Comment 5 Martin Wilck 2011-12-01 14:42:01 UTC
1. See dmesg file in sosreport:

input: Avocent FSC A3C40047297 as /devices/pci0000:00/0000:00:1d.1/usb3/3-1/3-1:1.1/input/input6
generic-usb 0003:0624:0327.0004: input,hidraw3: USB HID v1.10 Mouse [Avocent FSC A3C40047297] on usb-0000:00:1d.1-1/input1
  alloc irq_desc for 40 on node -1
  alloc kstat_irqs on node -1
lpfc 0000:64:00.0: irq 40 for MSI/MSI-X
ata_piix 0000:00:1f.2: version 2.13
ata_piix 0000:00:1f.2: PCI INT A -> GSI 17 (level, low) -> IRQ 17
ata_piix 0000:00:1f.2: MAP [ P0 P2 P1 P3 ]
ata_piix 0000:00:1f.2: setting latency timer to 64
scsi3 : ata_piix
scsi4 : ata_piix
ata1: SATA max UDMA/133 cmd 0x1f0 ctl 0x3f6 bmdma 0x1880 irq 14
ata2: SATA max UDMA/133 cmd 0x170 ctl 0x376 bmdma 0x1888 irq 15
lpfc 0000:64:00.0: 0:1303 Link Up Event x1 received Data: x1 x1 x8 x2 x0 x0 0
lpfc 0000:64:00.0: 0:(0):2858 FLOGI failure Status:x3/x18 TMO:x0
lpfc 0000:64:00.0: 0:(0):2858 FLOGI failure Status:x3/x18 TMO:x0

2. Yes, so I'm told (ssh to be clarified, dump on local disk works fine).

I was just told that the NFS dump worked on another similar machine. The difference between the "good" and "bad" case is that in the "bad" case, a number of additional controllers were in the system:

1 Emulex LPe 1150
1 LSI SAS 8880 EM2
1 Intel Pro 1000 PT Quad Port
1 Intel 10 GB XF SR LAN Controller

That, together with the information under 1.) above, makes me think that lpfc may be involved.
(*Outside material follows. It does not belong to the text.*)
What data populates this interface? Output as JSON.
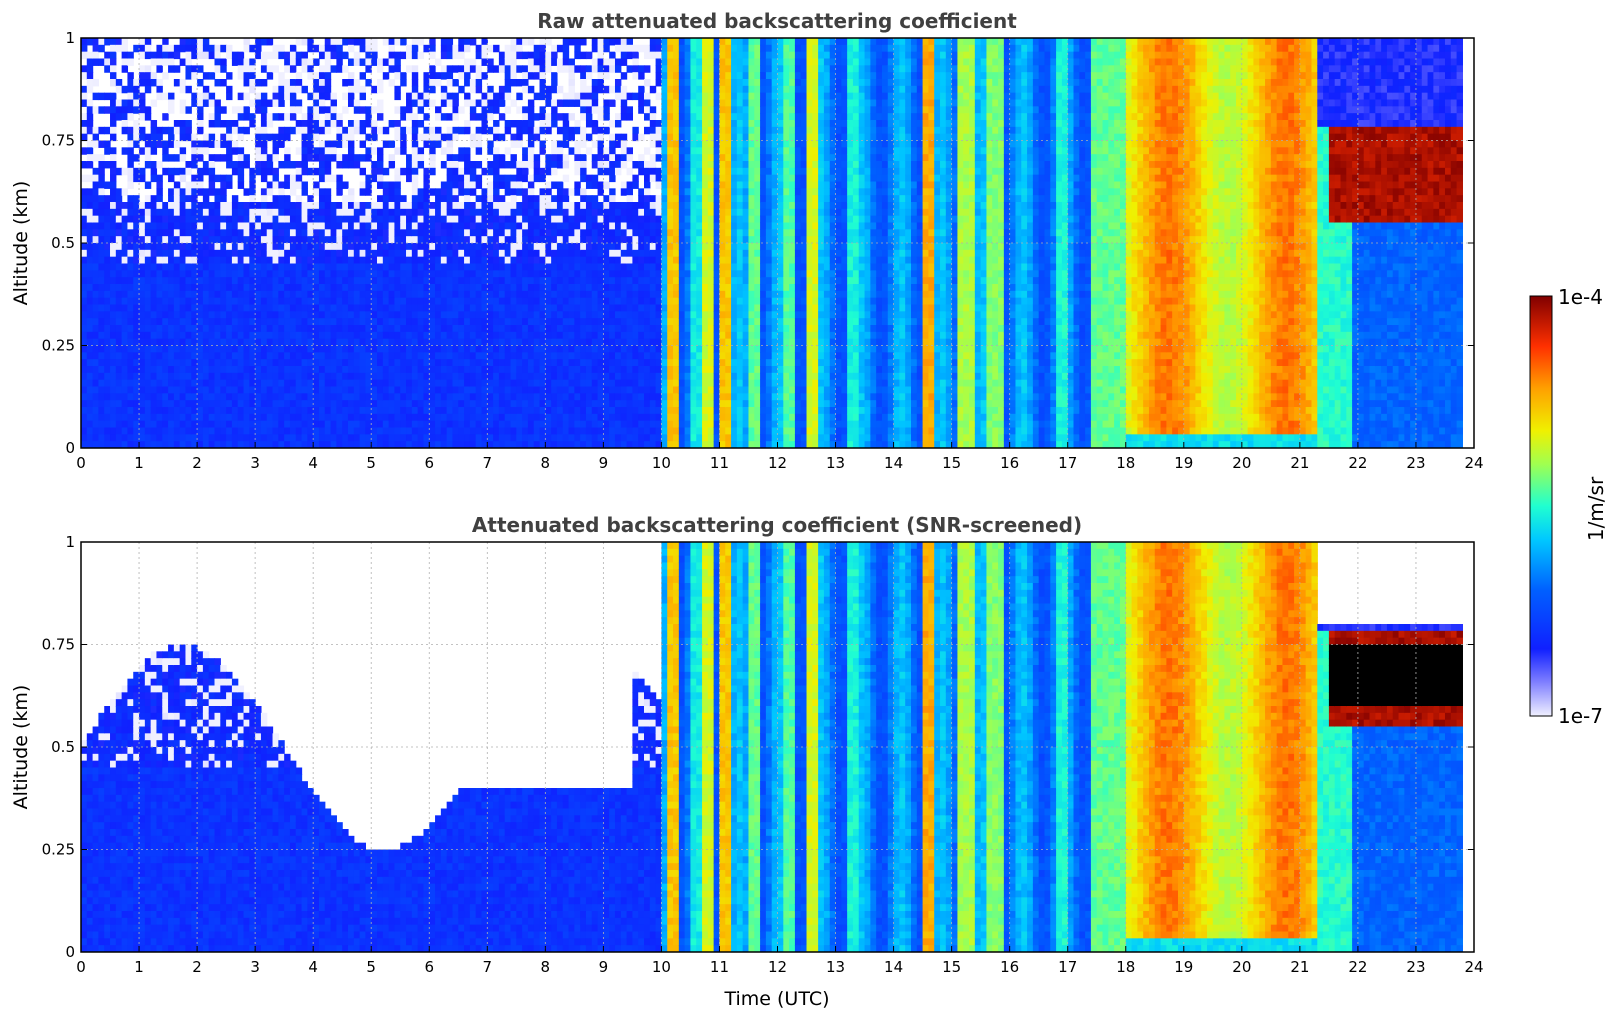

Another possible error cause is the presence of the additional LAN controllers that may be causing confusion about the LAN interface.

Comment 8 Martin Wilck 2011-12-05 11:00:26 UTC
The problem occurs also with kdump over ssh.

Comment 9 Martin Wilck 2011-12-09 17:59:40 UTC
I have done several kdump attempts on the said-to-be-affected machine, and all worked fine. Hang on.

Comment 10 Jeff Layton 2011-12-14 12:22:18 UTC
Given that this also occurs with kdump over ssh, I'm going to declare this "not a NFS bug" and reset the owner back to kernel-mgr.

Also cc'ing Rob Evers since he seems to have done some work recently on the lpfc driver.

Comment 11 Martin Wilck 2011-12-19 09:36:05 UTC
The problem isn't reproducable any more. I am sorry for bothering you.